Deuxièmement, soigneusement décrit par Poutine comme un "test", l'Oreshnik est désormais une capacité déployée bien au-delà de celles que les puissances occidentales ont autorisé l'Ukraine à utiliser, à savoir les missiles ATACMS et Storm Shadow. Et également au-delà des capacités que Zelensky avait demandées dans son soi-disant "plan de victoire" - à savoir les missiles de croisière Tomahawk - et que les États-Unis ont refusé de sanctionner. Poutine a laissé la porte ouverte à d'autres "essais" de l'Oreshnik.
Les États-Unis, le Royaume-Uni et d'autres pays doivent maintenant placer l'Ukraine dans une position où une arme plus dévastatrice pourrait être utilisée contre des cibles stratégiques ou sur le champ de bataille, ce qui surpasserait l'utilisation d'ATACMS ou de Storm Shadow à l'intérieur de la Russie, avec leur portée plus courte et leur charge utile plus limitée. L'utilisation future potentielle de l'Oreshnik fera de l'ATACMS et du Storm Shadow des capacités perdant la bataille. Et l'Ukraine continue de perdre la bataille pour Donetsk, lentement et de manière écrasante, même avec l'arsenal plus limité que la Russie a déployé jusqu'à présent.
Troisièmement, la portée revendiquée de l’Oreshnik est 16 fois supérieure à celle des missiles ATACMS et Storm Shadow. Cela place toutes les cibles de l’OTAN en Europe dans le champ d’une frappe conventionnelle. La capacité déployée et la destruction potentielle de précieuses installations de réparation occidentales à Yuzhmash auront convaincu les faucons du Kremlin qu’Oreshnik a fait monter la Russie de deux échelons dans l’échelle de l’escalade. Poutine a également envoyé un message clair aux planificateurs militaires des États-Unis et du Royaume-Uni qui ont soutenu le déploiement de l’ATACMS, à savoir qu’une cible plus spécifique de l’OTAN pourrait être la prochaine.
Sans surprise, les défenseurs de l’ATACMS sont restés silencieux depuis le déploiement d’Oreshnik. Il y a eu deux autres utilisations déclarées de l’ATACMS par les États-Unis, mais spécifiquement dans la région de Koursk elle-même, où les forces ukrainiennes s’accrochent aux terres qu’elles ont capturées en août.

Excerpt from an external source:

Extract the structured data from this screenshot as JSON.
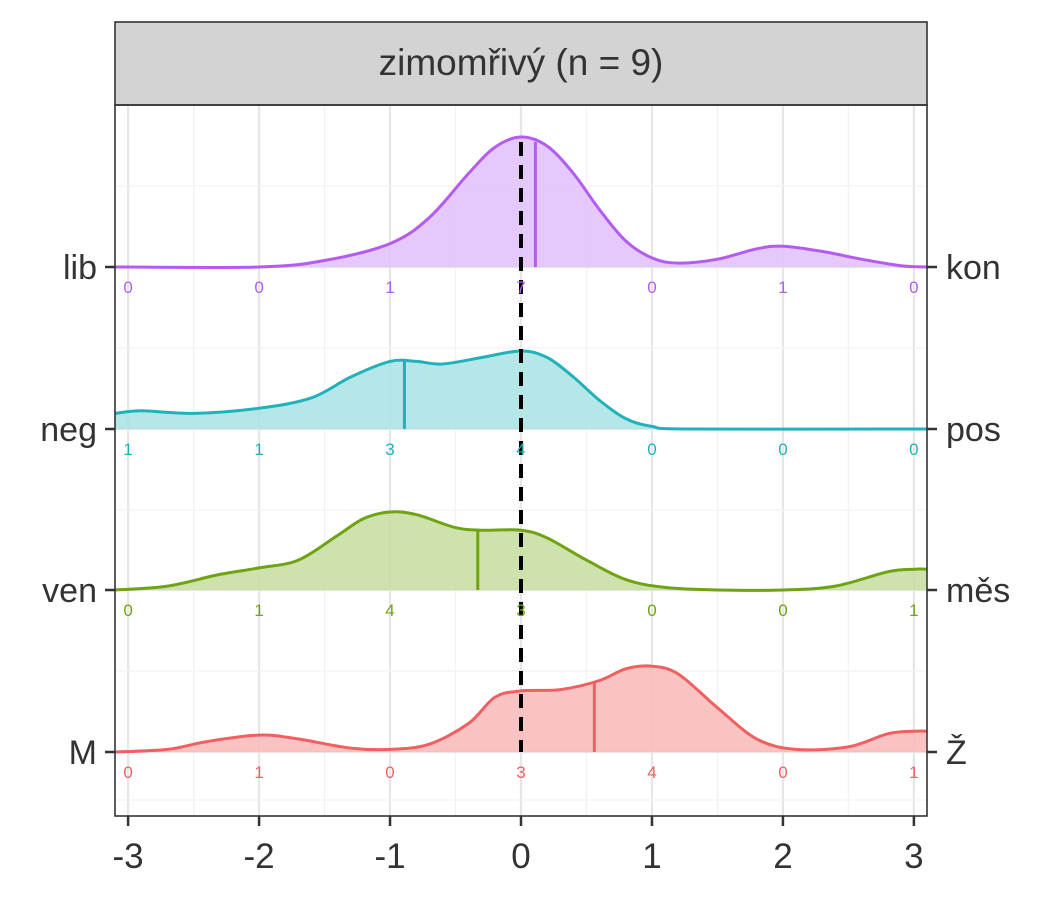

Il a déjà fallu des mois aux États-Unis et au Royaume-Uni pour accepter de déployer des missiles ATACMS et Storm Shadow de manière limitée en Russie. Le champ d'application semble avoir été encore resserré ces derniers jours. Au crépuscule de sa présidence, Joe Biden doit maintenant décider s'il est prêt à surestimer Poutine. Cela l'obligerait à étendre, massivement, l'échelle et la portée des systèmes d'armes américains pouvant être utilisés en Ukraine, sachant que les forces américaines ne disposent pas actuellement d'un équivalent en service de l'Oreshnik. Et avec une présidence Trump qui se profile chaque jour un peu plus, il est douteux qu'il le fasse.